Предсказание — страница 92 из 143

Комнат у Грибковых было две, еще кухня, большой коридор и в нем антресоли. Легли спать вповалку, девочки захватили спальню с мягкой мебелью, но не все уместились. Настя с Томусей завалились на кресло-кровать в коридоре; чуть видные из глубины, они сонно помахали Митину.

Ах, как же он был счастлив в ту ночь! Спать ему вовсе не хотелось, незаметно он выскользнул из квартиры на улицу, часа полтора шнырял по зазеленевшим Ленинским горам, потом, когда уже рассвело, вернулся к Грибковым, решив часок прикорнуть. В темноте квартиры он нащупал лесенку на антресоли, влез туда. На него посыпались картонки, связки неразложенных книг.
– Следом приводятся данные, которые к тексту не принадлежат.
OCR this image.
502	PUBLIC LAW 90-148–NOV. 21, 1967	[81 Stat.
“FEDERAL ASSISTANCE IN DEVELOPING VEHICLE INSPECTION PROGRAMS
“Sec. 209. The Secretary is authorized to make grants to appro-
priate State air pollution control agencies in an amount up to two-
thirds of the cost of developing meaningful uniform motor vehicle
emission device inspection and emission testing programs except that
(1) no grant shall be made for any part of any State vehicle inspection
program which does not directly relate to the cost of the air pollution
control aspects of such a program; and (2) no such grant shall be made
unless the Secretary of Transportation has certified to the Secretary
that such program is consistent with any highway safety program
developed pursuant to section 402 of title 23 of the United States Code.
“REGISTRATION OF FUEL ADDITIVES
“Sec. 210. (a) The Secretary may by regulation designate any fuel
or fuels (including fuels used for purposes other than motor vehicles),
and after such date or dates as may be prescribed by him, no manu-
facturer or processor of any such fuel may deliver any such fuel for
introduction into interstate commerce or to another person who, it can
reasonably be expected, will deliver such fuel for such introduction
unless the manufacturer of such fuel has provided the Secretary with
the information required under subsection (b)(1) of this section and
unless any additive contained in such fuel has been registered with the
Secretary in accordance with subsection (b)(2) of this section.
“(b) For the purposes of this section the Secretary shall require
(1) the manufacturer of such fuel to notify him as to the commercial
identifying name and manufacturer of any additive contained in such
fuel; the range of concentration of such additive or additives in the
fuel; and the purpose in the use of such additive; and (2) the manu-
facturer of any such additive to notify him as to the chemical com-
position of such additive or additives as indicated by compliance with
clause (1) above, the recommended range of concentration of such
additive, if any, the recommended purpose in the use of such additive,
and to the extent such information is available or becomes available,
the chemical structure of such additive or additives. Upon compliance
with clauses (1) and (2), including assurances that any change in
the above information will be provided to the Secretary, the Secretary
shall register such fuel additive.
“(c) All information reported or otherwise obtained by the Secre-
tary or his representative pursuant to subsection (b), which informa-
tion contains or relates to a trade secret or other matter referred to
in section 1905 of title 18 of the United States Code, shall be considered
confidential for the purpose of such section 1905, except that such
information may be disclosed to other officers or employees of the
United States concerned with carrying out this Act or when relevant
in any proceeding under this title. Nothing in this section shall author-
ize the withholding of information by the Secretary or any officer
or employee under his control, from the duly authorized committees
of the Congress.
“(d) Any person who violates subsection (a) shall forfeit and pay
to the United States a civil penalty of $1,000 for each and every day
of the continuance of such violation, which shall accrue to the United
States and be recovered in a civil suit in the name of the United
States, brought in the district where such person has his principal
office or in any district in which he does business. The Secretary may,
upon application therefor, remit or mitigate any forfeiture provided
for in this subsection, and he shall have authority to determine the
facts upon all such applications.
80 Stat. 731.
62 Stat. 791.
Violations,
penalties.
Прислонившись к ним, попробовал задремать. Какое там! Голова от гулянья посвежела, в душе звенели колокольчики. Устроился поудобнее, вытянулся, нога уперлась в чье-то тело, перелез через него, нащупал пустой угол. Здесь, уютно загороженный с трех сторон, все еще гася возбуждение, Митин потянулся, улыбаясь бездумно и счастливо. Уже близко было их будущее с Настей, их послеинститутская самостоятельность. Он уже засыпал, убаюканный благодарностью современников, оценивших его подвижническую деятельность во имя прогресса, когда внизу, в коридоре, горячо зашептались. Митин приоткрыл глаза, вслушиваясь: конечно же Настька с Томусей, тоже мне Наташа Ростова с Соней!

– Удивляюсь, как Митин этого не замечает? – отчетливо прозвучал в темноте голос Томуси, обычно тоненький, а теперь чуть хрипловатый, подвыпивший. – Он же неглупый парень. Мой Ромик в два счета все просек бы.

– Очень уж уверен во мне, – пробормотала Настя. – Если хочешь знать, он вообще-то видит только то, что хочет видеть. Ой, как башка трещит! – Она заскрипела, заерзала в кресле. – Я ведь всерьез в него втюрилась. Но времена меняются, и мы вместе с ними.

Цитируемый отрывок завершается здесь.